A casa, hoje, não valia muita coisa. Uma cidade mambembe cresceu ao lado dela. Traficantes vieram. Uns piores, outros melhores. A família adaptou-se. Seguia as regras
A mulher tinha duas irmãs e a mãe. Ele, ninguém. Só os dois.
O filho logo casaria. Dois anos de namoro. Ficaria bem. Amava a esposa. A esposa o amava. Sempre acatava as ordens dos prefeitos da favela. Andava olhando para o chão. Não o interessava ver rostos. Sua fraqueza: a cerveja no boteco. Talvez fosse bom parar com esse hábito.
Era um covarde. Sempre foi, mas não se sentia mal por isso. Sentia-se confortável sendo medroso. O medo, até certa medida, era apaziguador.

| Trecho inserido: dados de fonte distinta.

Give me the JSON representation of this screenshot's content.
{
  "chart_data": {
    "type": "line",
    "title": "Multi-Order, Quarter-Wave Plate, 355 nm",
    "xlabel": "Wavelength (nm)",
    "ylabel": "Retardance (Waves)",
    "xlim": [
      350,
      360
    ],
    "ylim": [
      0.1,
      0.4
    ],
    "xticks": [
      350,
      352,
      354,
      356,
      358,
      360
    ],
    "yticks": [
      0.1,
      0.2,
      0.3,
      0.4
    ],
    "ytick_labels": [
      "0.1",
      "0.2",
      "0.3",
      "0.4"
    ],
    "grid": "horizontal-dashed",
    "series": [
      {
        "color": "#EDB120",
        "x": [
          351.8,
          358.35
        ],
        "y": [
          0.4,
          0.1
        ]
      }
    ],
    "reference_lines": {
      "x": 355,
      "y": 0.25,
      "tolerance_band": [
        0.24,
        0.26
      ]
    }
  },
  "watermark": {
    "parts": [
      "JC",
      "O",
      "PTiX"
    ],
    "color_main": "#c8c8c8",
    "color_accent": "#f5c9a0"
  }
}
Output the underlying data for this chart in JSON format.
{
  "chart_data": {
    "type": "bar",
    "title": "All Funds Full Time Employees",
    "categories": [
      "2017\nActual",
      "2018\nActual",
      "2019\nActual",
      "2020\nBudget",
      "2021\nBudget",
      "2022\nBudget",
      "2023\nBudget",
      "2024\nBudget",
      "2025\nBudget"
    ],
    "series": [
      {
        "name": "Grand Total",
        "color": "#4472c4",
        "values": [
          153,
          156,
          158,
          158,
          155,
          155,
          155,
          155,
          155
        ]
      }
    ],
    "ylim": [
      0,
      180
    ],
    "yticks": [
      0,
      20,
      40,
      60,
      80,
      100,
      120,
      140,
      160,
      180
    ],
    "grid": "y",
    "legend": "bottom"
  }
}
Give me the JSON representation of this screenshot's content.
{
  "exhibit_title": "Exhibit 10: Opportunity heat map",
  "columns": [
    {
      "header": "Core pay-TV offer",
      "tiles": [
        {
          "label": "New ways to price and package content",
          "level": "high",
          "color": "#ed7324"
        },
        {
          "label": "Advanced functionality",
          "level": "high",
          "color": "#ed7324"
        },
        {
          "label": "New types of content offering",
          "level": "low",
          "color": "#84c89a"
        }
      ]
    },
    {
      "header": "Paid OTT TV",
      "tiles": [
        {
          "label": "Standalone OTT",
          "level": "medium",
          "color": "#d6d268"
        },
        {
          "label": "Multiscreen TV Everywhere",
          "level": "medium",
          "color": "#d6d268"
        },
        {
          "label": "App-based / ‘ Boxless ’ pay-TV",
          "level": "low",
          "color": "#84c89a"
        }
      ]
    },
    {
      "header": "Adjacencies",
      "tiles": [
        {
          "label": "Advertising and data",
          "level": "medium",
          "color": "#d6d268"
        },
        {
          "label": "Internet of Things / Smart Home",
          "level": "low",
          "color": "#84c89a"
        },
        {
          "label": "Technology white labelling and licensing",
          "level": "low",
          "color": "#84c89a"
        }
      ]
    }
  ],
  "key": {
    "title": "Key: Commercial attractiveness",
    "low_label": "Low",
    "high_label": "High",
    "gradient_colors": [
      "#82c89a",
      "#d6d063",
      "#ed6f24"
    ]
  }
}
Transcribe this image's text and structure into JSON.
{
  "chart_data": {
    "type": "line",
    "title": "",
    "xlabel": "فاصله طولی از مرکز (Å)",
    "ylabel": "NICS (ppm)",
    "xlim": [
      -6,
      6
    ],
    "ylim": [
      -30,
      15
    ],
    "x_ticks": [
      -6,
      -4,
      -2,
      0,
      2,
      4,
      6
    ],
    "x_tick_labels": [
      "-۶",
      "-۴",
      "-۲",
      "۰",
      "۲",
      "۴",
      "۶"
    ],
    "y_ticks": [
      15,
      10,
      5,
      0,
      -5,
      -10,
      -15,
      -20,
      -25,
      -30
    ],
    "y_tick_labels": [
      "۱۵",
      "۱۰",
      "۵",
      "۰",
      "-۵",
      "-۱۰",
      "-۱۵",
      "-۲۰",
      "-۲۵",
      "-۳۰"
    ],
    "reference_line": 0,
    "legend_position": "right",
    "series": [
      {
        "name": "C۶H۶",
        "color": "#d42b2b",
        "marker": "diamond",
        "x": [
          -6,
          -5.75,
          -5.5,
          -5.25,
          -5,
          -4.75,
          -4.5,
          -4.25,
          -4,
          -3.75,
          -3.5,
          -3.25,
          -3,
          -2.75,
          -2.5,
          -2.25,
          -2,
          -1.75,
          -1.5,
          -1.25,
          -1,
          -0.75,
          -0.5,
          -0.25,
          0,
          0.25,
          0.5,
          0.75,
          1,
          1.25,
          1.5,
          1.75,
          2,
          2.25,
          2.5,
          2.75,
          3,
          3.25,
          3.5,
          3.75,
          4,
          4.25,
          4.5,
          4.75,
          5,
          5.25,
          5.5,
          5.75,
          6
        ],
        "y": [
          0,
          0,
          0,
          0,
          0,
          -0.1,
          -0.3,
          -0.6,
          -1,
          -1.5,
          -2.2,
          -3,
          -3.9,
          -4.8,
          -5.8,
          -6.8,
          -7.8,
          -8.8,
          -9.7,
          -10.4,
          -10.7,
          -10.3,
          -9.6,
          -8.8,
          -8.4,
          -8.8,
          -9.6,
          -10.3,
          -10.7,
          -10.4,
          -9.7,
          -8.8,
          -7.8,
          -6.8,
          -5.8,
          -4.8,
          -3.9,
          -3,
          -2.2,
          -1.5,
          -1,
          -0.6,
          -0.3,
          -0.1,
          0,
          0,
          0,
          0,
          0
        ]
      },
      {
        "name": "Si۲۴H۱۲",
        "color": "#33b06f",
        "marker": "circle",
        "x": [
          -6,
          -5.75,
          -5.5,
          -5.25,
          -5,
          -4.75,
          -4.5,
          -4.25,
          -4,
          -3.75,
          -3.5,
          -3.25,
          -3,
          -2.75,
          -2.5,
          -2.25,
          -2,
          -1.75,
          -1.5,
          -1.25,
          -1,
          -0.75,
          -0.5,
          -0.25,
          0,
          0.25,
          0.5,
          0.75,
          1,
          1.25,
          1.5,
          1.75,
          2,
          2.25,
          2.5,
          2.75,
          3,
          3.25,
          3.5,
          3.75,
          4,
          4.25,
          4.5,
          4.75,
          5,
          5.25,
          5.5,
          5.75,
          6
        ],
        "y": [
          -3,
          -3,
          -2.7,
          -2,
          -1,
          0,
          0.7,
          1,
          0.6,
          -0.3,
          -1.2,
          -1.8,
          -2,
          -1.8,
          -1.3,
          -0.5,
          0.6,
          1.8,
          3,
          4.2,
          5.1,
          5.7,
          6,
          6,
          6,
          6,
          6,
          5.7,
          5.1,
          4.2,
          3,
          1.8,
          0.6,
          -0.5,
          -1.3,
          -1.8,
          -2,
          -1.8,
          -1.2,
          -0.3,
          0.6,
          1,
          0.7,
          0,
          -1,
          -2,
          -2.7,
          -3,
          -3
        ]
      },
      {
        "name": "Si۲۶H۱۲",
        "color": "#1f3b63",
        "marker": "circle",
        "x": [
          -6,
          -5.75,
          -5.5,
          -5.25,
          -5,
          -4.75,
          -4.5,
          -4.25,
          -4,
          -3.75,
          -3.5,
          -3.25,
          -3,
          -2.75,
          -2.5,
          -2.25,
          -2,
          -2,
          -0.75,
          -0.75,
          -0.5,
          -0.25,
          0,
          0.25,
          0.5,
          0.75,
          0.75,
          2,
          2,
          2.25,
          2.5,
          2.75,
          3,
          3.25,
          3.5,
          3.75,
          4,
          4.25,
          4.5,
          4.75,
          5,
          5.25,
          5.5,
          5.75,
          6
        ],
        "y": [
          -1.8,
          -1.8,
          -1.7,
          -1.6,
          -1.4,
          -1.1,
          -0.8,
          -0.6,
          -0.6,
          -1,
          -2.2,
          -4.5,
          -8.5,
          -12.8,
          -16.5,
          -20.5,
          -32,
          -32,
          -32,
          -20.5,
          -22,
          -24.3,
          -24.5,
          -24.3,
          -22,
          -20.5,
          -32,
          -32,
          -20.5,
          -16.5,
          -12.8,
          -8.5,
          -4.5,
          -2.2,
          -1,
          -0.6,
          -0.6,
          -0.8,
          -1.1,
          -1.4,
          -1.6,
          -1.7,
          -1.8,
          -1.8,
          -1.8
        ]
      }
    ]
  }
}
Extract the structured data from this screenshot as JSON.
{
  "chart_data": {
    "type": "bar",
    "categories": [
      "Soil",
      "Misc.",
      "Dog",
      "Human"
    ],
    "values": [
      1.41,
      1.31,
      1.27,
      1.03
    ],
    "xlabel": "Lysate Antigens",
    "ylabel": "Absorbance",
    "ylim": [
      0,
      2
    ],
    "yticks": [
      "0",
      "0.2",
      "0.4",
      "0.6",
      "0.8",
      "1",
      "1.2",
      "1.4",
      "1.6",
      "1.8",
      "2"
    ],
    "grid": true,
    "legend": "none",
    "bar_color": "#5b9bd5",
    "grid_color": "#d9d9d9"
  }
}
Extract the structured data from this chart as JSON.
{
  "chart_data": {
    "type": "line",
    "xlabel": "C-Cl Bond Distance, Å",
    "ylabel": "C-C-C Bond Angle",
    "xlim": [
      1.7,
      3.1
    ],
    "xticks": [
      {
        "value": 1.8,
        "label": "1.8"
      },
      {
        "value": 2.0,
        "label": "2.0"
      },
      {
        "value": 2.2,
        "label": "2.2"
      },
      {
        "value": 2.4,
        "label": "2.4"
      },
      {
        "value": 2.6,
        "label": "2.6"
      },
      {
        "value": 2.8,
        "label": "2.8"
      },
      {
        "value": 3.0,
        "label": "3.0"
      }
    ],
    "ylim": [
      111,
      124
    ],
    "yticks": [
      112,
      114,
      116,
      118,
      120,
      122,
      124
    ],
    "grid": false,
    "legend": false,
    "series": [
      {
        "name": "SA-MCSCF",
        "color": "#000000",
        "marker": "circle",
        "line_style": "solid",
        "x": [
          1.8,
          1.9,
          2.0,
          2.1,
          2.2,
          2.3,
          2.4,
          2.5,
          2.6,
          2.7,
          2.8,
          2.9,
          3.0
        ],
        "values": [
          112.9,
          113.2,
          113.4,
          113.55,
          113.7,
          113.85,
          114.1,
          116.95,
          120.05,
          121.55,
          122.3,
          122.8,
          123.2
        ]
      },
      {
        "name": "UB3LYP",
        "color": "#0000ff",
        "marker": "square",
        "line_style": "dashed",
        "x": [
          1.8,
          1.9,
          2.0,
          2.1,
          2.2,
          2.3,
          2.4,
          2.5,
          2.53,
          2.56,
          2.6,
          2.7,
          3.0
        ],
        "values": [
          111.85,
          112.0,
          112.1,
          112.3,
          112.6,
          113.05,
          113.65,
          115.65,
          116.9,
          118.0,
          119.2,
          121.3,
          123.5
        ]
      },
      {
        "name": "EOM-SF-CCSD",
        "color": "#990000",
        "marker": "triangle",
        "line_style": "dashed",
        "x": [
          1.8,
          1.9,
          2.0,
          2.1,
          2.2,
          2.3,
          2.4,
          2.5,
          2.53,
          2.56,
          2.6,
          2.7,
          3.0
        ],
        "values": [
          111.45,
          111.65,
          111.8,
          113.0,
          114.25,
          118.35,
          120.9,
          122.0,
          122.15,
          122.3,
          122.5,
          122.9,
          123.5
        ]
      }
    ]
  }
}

Pensava viver até os 80 anos. Poupava, pagava aposentadoria privada, descontava INSS. A velhice estava garantida. Precisava cuidar de chegar até lá. Talvez por isso, desde a manhã, uma preocupação sombreou sua mente sempre clara: Diguinho e Digão. Estavam passando no lugar errado, na hora errada. Nunca havia considerado o acaso.
Quando acordou no dia seguinte, depois do café com a família, foi ao banco e fez um seguro de vida em nome da mulher. O acaso não o surpreenderia.